Sobat, saya punya sebuah cerita, suatu ketika di salah satu simpang empat lampu merah Kota Bengkulu ada seorang perempuan pengendara motor tiba-tiba terjatuh tepat ditengah jalan. Motornya menggelosor di aspal dan si pengendara tergeletak tak jauh di belakangnya. Untung kendaraan lain tidak melaju kencang, beberapa mobil dan motor langsung mengerem berhenti tepat di depannya.

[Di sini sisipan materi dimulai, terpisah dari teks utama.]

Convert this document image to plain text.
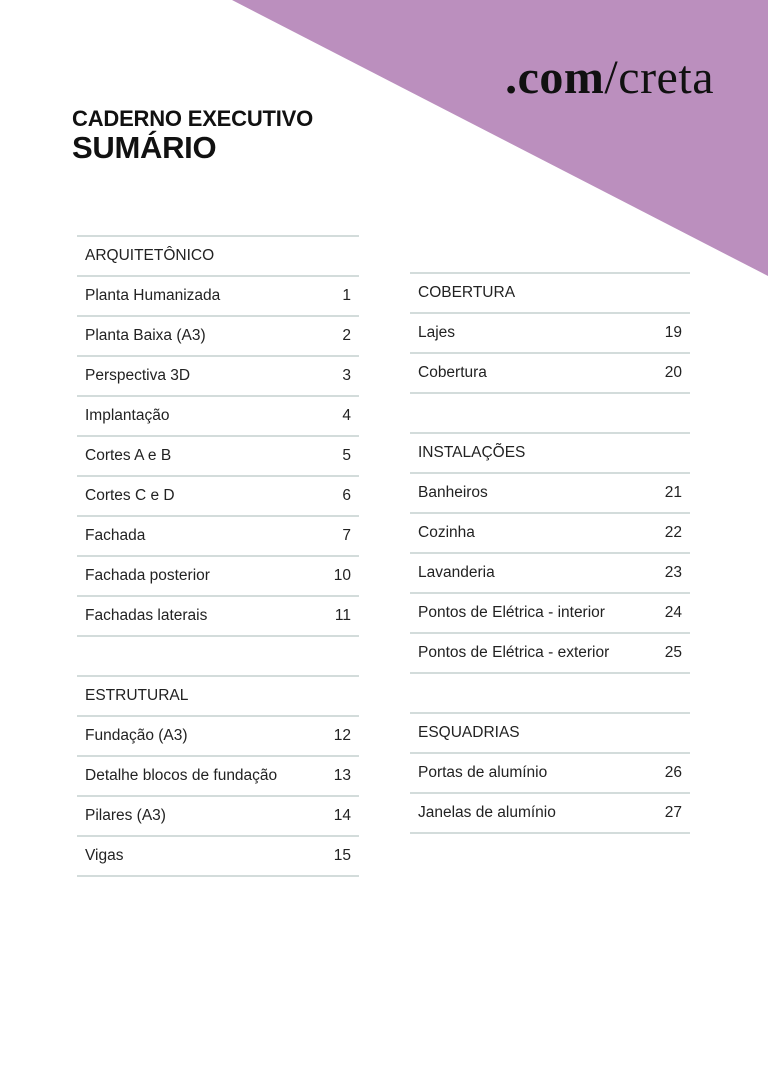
.com/creta
CADERNO EXECUTIVO
SUMÁRIO
ARQUITETÔNICO
Planta Humanizada	1
Planta Baixa (A3)	2
Perspectiva 3D	3
Implantação	4
Cortes A e B	5
Cortes C e D	6
Fachada	7
Fachada posterior	10
Fachadas laterais	11
ESTRUTURAL
Fundação (A3)	12
Detalhe blocos de fundação	13
Pilares (A3)	14
Vigas	15
COBERTURA
Lajes	19
Cobertura	20
INSTALAÇÕES
Banheiros	21
Cozinha	22
Lavanderia	23
Pontos de Elétrica - interior	24
Pontos de Elétrica - exterior	25
ESQUADRIAS
Portas de alumínio	26
Janelas de alumínio	27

Beberapa saat berlalu namun belum ada satupun orang yang saat itu melihatnya bergerak menolong, bahkan beberapa pengendara mobil yang berhenti tepat di depannya tidak kunjung keluar, kendaraan dari berbagai jurusan mendesak. Seseorang tergelat di tengah jalan tak mampu bangkit dengan motor terguling disampingnya seperti tontonan di tengah persimpangan lampu merah. Pengendara tak ada yang turun.

Saya tiba-tiba tersadar, kenapa menunggu orang lain? Saya langsung bergerak dan langsung memarkir kendaraan dipinggir jalan, beberapa pengendara motor lain tampak berlari duluan ke tengah lampu merah menolong perempuan yang tergeletak ini. Korban jatuh inipun dibantu bersama-sama menepi dan duduk ditrotoar, motornya dibawa menepi. Orang-orang menggeremang, "kenapa orang-orang di mobil yang tepat di depan korban tidak ada yang turun menolong?

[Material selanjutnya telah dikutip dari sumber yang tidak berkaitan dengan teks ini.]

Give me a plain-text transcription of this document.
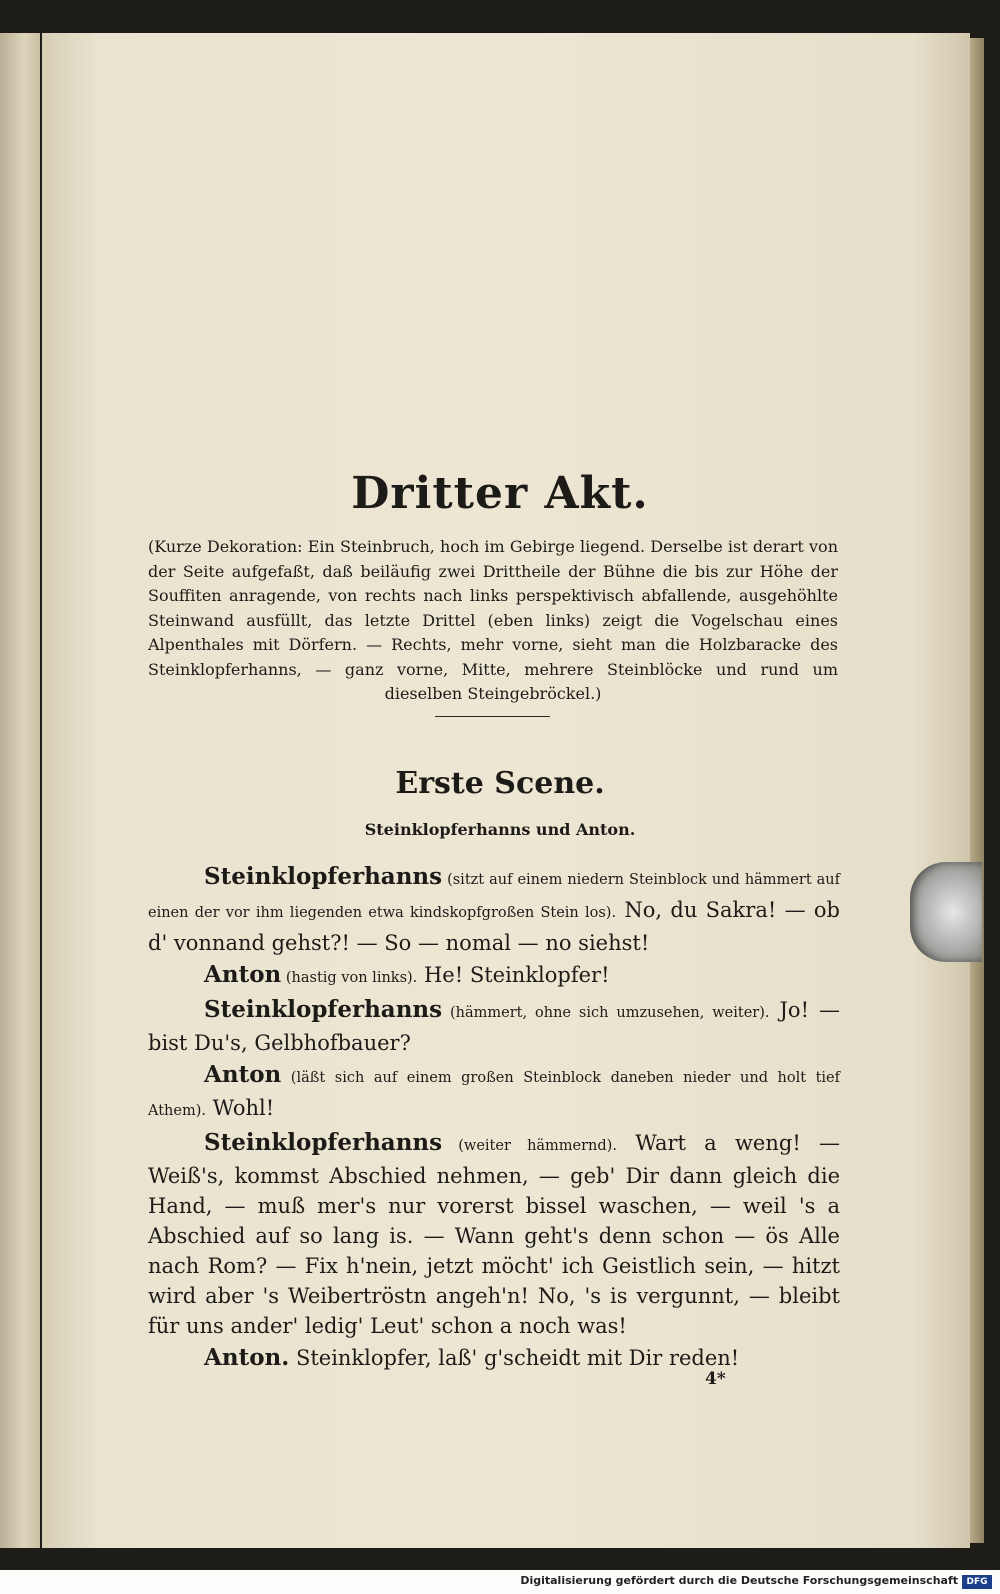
Dritter Akt.
(Kurze Dekoration: Ein Steinbruch, hoch im Gebirge liegend. Derselbe ist derart von der Seite aufgefaßt, daß beiläufig zwei Drittheile der Bühne die bis zur Höhe der Souffiten anragende, von rechts nach links perspektivisch abfallende, ausgehöhlte Steinwand ausfüllt, das letzte Drittel (eben links) zeigt die Vogelschau eines Alpenthales mit Dörfern. — Rechts, mehr vorne, sieht man die Holzbaracke des Steinklopferhanns, — ganz vorne, Mitte, mehrere Steinblöcke und rund um dieselben Steingebröckel.)
Erste Scene.
Steinklopferhanns und Anton.

Steinklopferhanns (sitzt auf einem niedern Steinblock und hämmert auf einen der vor ihm liegenden etwa kindskopfgroßen Stein los). No, du Sakra! — ob d' vonnand gehst?! — So — nomal — no siehst!

Anton (hastig von links). He! Steinklopfer!

Steinklopferhanns (hämmert, ohne sich umzusehen, weiter). Jo! — bist Du's, Gelbhofbauer?

Anton (läßt sich auf einem großen Steinblock daneben nieder und holt tief Athem). Wohl!

Steinklopferhanns (weiter hämmernd). Wart a weng! — Weiß's, kommst Abschied nehmen, — geb' Dir dann gleich die Hand, — muß mer's nur vorerst bissel waschen, — weil 's a Abschied auf so lang is. — Wann geht's denn schon — ös Alle nach Rom? — Fix h'nein, jetzt möcht' ich Geistlich sein, — hitzt wird aber 's Weibertröstn angeh'n! No, 's is vergunnt, — bleibt für uns ander' ledig' Leut' schon a noch was!

Anton. Steinklopfer, laß' g'scheidt mit Dir reden!

4*
Digitalisierung gefördert durch die Deutsche Forschungsgemeinschaft DFG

Saya menarik nafas dalam, tadi sayapun beberapa detik sempat menunggu orang lain bergerak, mungkin inipula yang ada dibenak pengendara lain, "Ayo mana? Tolong orang yang jatuh itu.." suara hati itu ditujukan untuk orang lain, bukan untuk diri sendiri.

Nah sobat, melalui cerita ini saya ingin mengambil pelajaran untuk kita semua bahwa bisa jadi rasa sensitif kita untuk peduli kepada orang lain sudah semakin berkurang atau bahkan sudah semakin menipis. Rasa peduli untuk menolong sesama timbul dari rasa nurani dijiwa kita yang terpanggil, panggilan jiwa itu yang menggerakkan kita untuk bergerak, jika kita tidak bergerak berarti panggilan jiwa kita sudah mulai melemah.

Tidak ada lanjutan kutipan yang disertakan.